Hz. Peygamber (sallallahu aleyhi vesellem)in, Muaz (ra)a yaptığı bu nasihat, hepimiz için bir rehberdir. Eğer insan bu söylenilenleri yerine getirirse, hem güzel ahlak sahibi olur, hem de Hz. Peygamber (sav)’e yakın insanlardan olur.

Kısaca söylersek, insan ne kadar Hz. Peygamber (asv)e mutabaat yaparsa, o derece ona yakın olur. Onun için siyer kitaplarında belirtilen Hz. Peygamber (asv)in ibadeti, ahlakı, oturması, kalkması, yemesi, içmesi gibi bütün hallerde Hz. Peygamber (asv)a elimizden geldiği kadar mutabaat etmemiz lazımdır. Kim Hz. Peygamber (asv)e mutabaat ederse, onun sevgisini kalbinde görür.

Gülistan: Efendim günahlardan muzdarip olan günümüz insanına ne tavsiye edersiniz? Günahlardan kurtulmanın bir çaresi, bir ilacı var mıdır?

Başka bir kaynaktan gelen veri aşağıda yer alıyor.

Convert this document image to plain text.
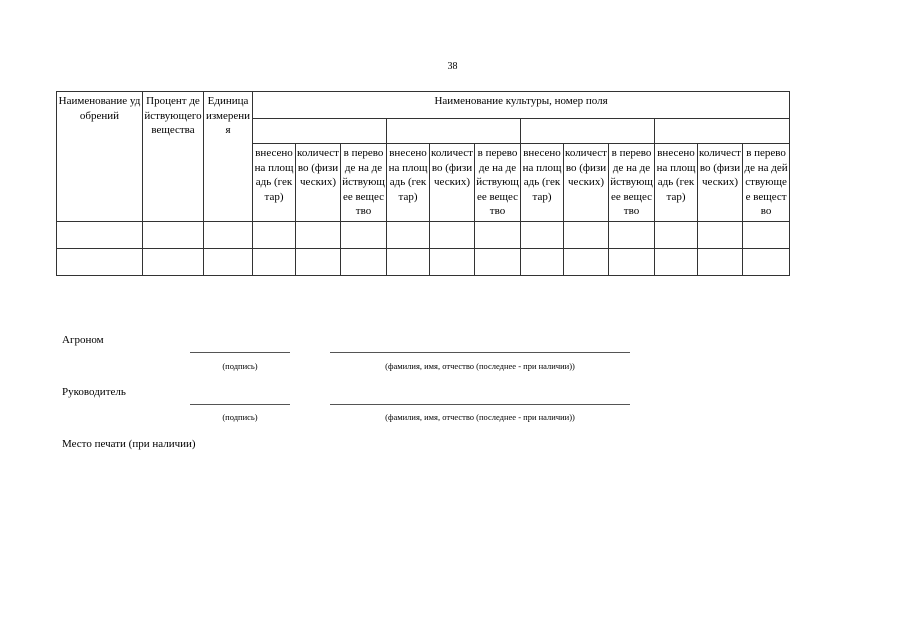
38
Наименование удобрений	Процент действующего вещества	Единица измерения	Наименование культуры, номер поля											

			внесено на площадь (гектар)	количество (физических)	в переводе на действующее вещество	внесено на площадь (гектар)	количество (физических)	в переводе на действующее вещество	внесено на площадь (гектар)	количество (физических)	в переводе на действующее вещество	внесено на площадь (гектар)	количество (физических)	в переводе на действующее вещество

Агроном
(подпись)	(фамилия, имя, отчество (последнее - при наличии))
Руководитель
(подпись)	(фамилия, имя, отчество (последнее - при наличии))
Место печати (при наличии)
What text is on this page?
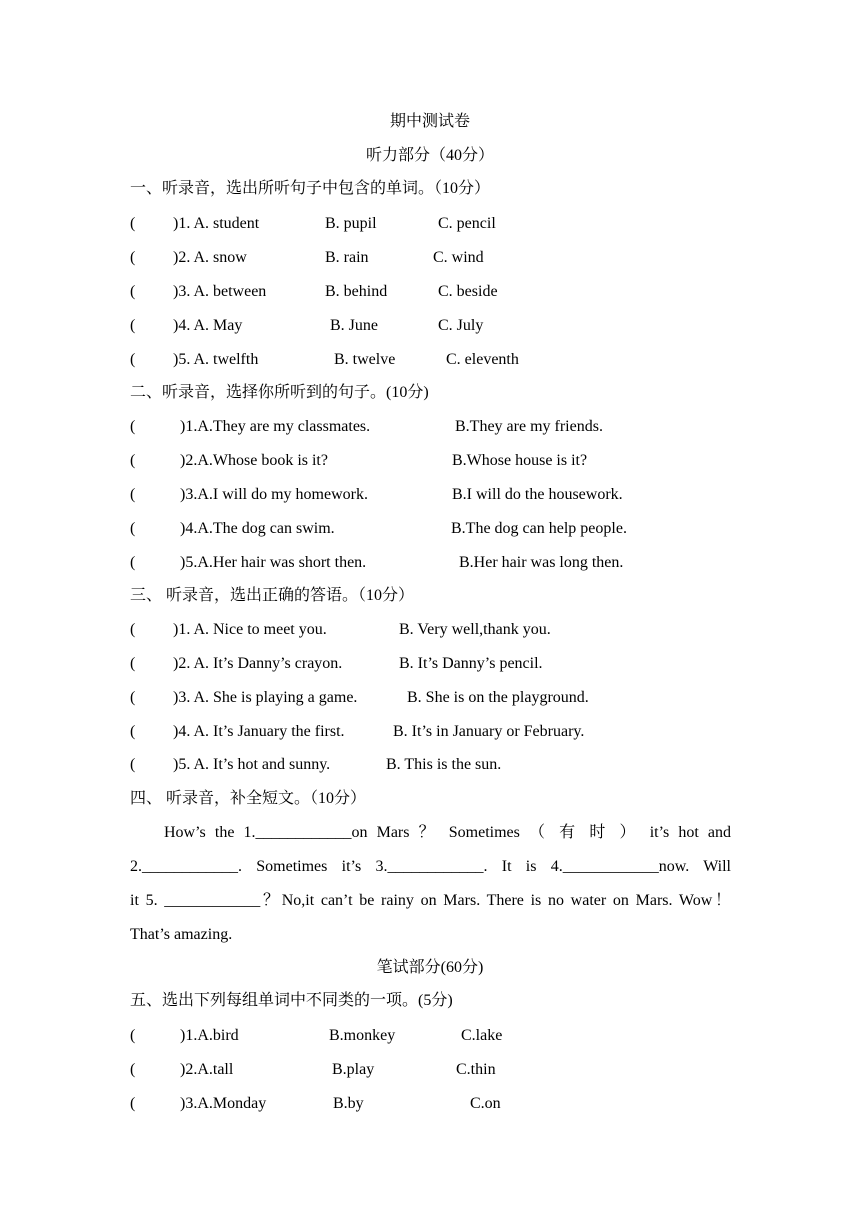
期中测试卷
听力部分（40分）
一、听录音，选出所听句子中包含的单词。（10分）
( )1. A. student	B. pupil	C. pencil
( )2. A. snow	B. rain	C. wind
( )3. A. between	B. behind	C. beside
( )4. A. May	B. June	C. July
( )5. A. twelfth	B. twelve	C. eleventh
二、听录音，选择你所听到的句子。(10分)
(	)1.A.They are my classmates.	B.They are my friends.
(	)2.A.Whose book is it?	B.Whose house is it?
(	)3.A.I will do my homework.	B.I will do the housework.
(	)4.A.The dog can swim.	B.The dog can help people.
(	)5.A.Her hair was short then.	B.Her hair was long then.
三、 听录音，选出正确的答语。（10分）
( )1. A. Nice to meet you.	B. Very well,thank you.
( )2. A. It’s Danny’s crayon.	B. It’s Danny’s pencil.
( )3. A. She is playing a game.	B. She is on the playground.
( )4. A. It’s January the first.	B. It’s in January or February.
( )5. A. It’s hot and sunny.	B. This is the sun.
四、 听录音，补全短文。（10分）
How’s the 1.____________on Mars ？ Sometimes （ 有 时 ） it’s hot and
2.____________. Sometimes it’s 3.____________. It is 4.____________now. Will
it 5. ____________？No,it can’t be rainy on Mars. There is no water on Mars. Wow！
That’s amazing.
笔试部分(60分)
五、选出下列每组单词中不同类的一项。(5分)
(	)1.A.bird	B.monkey	C.lake
(	)2.A.tall	B.play	C.thin
(	)3.A.Monday	B.by	C.on
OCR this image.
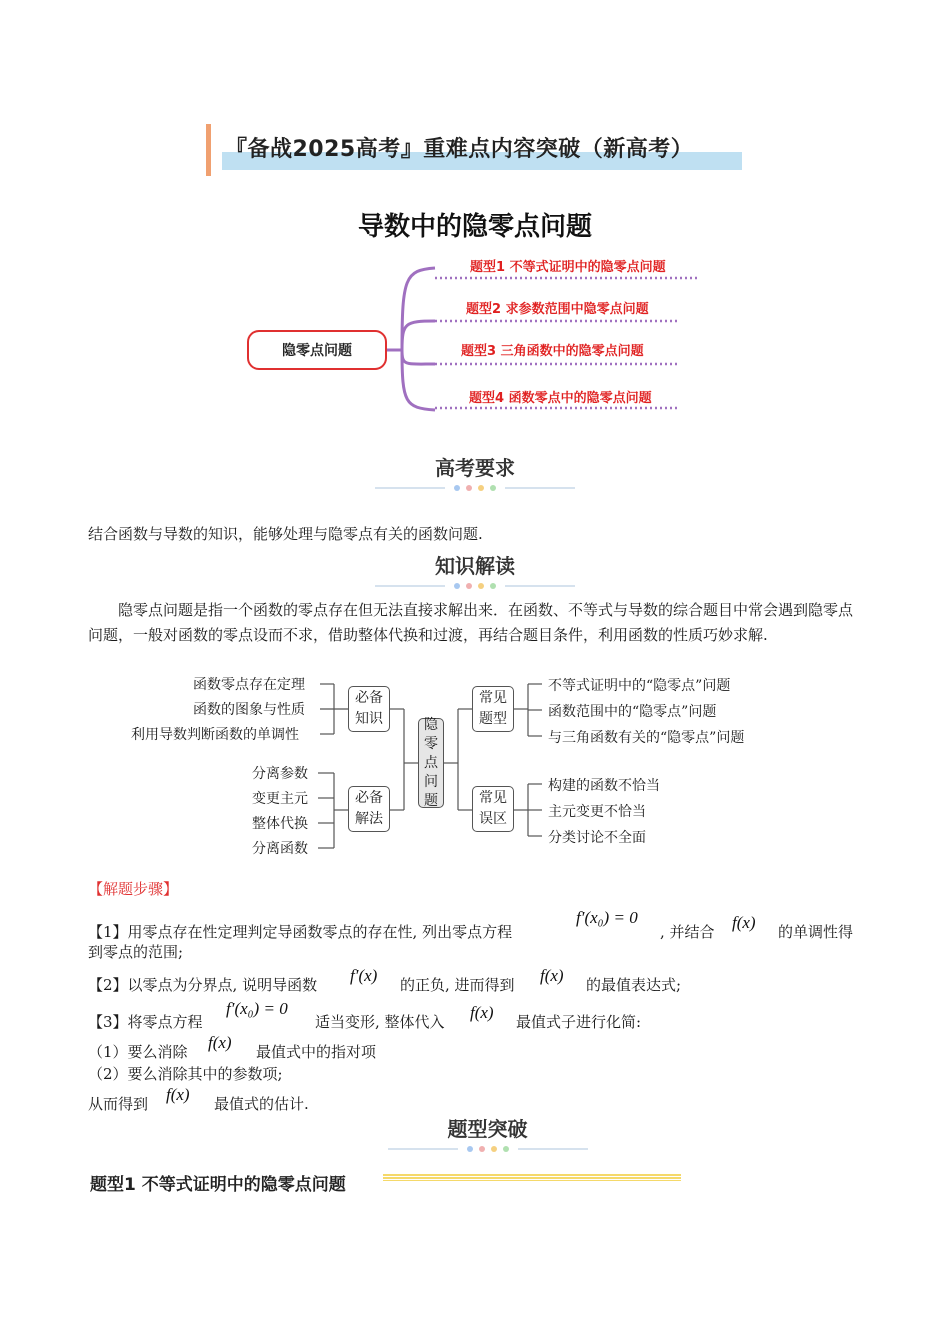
『备战2025高考』重难点内容突破（新高考）
导数中的隐零点问题
隐零点问题
题型1 不等式证明中的隐零点问题
题型2 求参数范围中隐零点问题
题型3 三角函数中的隐零点问题
题型4 函数零点中的隐零点问题
高考要求
结合函数与导数的知识，能够处理与隐零点有关的函数问题.
知识解读
隐零点问题是指一个函数的零点存在但无法直接求解出来．在函数、不等式与导数的综合题目中常会遇到隐零点问题，一般对函数的零点设而不求，借助整体代换和过渡，再结合题目条件，利用函数的性质巧妙求解.
函数零点存在定理
函数的图象与性质
利用导数判断函数的单调性
分离参数
变更主元
整体代换
分离函数
必备知识
必备解法
隐零点问题
常见题型
常见误区
不等式证明中的“隐零点”问题
函数范围中的“隐零点”问题
与三角函数有关的“隐零点”问题
构建的函数不恰当
主元变更不恰当
分类讨论不全面
【解题步骤】
【1】用零点存在性定理判定导函数零点的存在性, 列出零点方程
f′(x₀) = 0
, 并结合 f(x) 的单调性得
到零点的范围;
【2】以零点为分界点, 说明导函数 f′(x) 的正负, 进而得到 f(x) 的最值表达式;
【3】将零点方程
f′(x₀) = 0
适当变形, 整体代入 f(x) 最值式子进行化简:
（1）要么消除 f(x) 最值式中的指对项
（2）要么消除其中的参数项;
从而得到 f(x) 最值式的估计.
题型突破
题型1 不等式证明中的隐零点问题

Seyda Muhammed Konyevî: İnsanın pişmanlık duyarak samimi bir şekilde yaptığı bir tövbe kendisi için kurtuluştur. Tövbe, Allah-u Zülcelal’in kullarına açmış olduğu çok büyük bir merhamet kapısıdır.

Tövbenin, dinimizde çok önemli bir yeri vardır. İnsanın acele olarak tövbe kapısına, yönelmesi lazımdır. Şunu hiç unutmamamız lazımdır ki; tövbe etmediğimiz takdirde, günahların kirinden temizlenmemiz ve kendimizi düzlüğe çıkarmamız mümkün değildir. Onun için mü’min olan kişi, kendisini ancak tövbenin kurtaracağını bilmeli, tövbe ettiği zaman sevinç ve ferahlık duymalıdır.

Allah-u Zülcelal’e dönüş yapmak için tevbe etmek, Allah’a giden yolun başlangıcı, Allah-u Zülcelal’e ulaşmak isteyenlerin sermayesidir. Bu yola ilk başvuran babamız Adem (aleyhisselam)dır. Hz. Adem (as) bir hata işledi ve arkasından tövbe etti. İnsanoğlunun önünde iki tane yol vardır. Ya günah işledikten sonra tövbe edip Adem (as)a benzeyecek ya da günahta ısrar ederek şeytana benzeyecektir. Evet, günahın azabından kurtulmanın yolu tövbedir.

Gülistan: Efendim bazı insanlara ‘gel tövbe et, günahlarından kurtul’ denildiğinde tövbe etmek için daha erken olduğunu ya da kendisini hazır hissetmediğini veya ilerde tövbe etmeyi düşündüklerini söylüyorlar. Bunlar doğru bir davranış içinde midirler?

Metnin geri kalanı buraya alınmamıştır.